Une logistique bien rodée
L’ambassade du Ghana à Pretoria a établi une liste de 300 personnes éligibles au rapatriement. Les 270 premiers sont arrivés aujourd’hui ; les 30 autres devraient suivre d’ici vendredi.
Le ministre des Affaires étrangères, Samuel Okudzeto, a salué « la solidarité nationale » et promis une aide à la réinstallation. « Chaque Ghanéen mérite de se sentir en sécurité, ici ou ailleurs. »
Des images qui font le tour du web
Sur les réseaux sociaux, les vidéos des rapatriés descendant de l’avion cumulent des millions de vues. Un clip Instagram publié par le gouvernement montre des enfants courant vers leurs grands-parents, des valises en carton à la main.

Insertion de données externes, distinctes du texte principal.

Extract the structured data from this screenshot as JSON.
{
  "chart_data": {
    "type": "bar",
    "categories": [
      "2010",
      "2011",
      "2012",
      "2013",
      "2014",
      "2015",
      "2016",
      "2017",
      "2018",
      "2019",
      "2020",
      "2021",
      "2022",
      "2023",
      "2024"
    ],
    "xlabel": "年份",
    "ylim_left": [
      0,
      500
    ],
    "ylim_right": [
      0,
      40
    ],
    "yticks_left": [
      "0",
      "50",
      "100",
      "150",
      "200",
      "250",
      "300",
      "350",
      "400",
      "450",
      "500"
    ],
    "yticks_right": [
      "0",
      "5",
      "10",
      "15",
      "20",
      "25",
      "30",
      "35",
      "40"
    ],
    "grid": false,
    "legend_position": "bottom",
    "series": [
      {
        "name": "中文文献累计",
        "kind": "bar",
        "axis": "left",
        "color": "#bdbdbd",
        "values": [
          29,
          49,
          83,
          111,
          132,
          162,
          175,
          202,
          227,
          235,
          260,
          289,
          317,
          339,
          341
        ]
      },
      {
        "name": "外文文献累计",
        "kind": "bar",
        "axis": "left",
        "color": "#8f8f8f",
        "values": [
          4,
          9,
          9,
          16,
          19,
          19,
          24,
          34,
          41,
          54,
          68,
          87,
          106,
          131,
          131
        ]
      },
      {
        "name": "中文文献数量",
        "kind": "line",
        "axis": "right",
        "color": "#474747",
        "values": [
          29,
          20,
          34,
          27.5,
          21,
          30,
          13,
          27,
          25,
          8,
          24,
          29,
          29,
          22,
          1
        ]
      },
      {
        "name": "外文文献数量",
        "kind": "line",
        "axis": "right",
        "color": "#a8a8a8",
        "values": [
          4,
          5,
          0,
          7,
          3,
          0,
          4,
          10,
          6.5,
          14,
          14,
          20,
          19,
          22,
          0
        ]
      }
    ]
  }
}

La diaspora en deuil, mais reconnaissante
Beaucoup de Ghanéens d’Afrique du Sud ont perdu leurs économies. Pourtant, sur les réseaux, les messages remercient Accra pour sa rapidité. « Le Ghana n’abandonne jamais ses enfants », tweetait un internaute.
Source : Instagram
Et maintenant ?
Le gouvernement prévoit d’ouvrir un fonds d’urgence pour les rapatriés, avec des formations professionnelles et des prêts à taux zéro. Certains parlent déjà de repartir, mais ailleurs.
« Je ne retournerai pas en Afrique du Sud, mais peut-être au Rwanda ou au Kenya », confie Adwoa Mensah, 29 ans. « L’Afrique est grande. On se relèvera. »
Le Ghana continue de surveiller la situation. En attendant, les familles se retrouvent. Et les larmes, cette fois, sont de joie.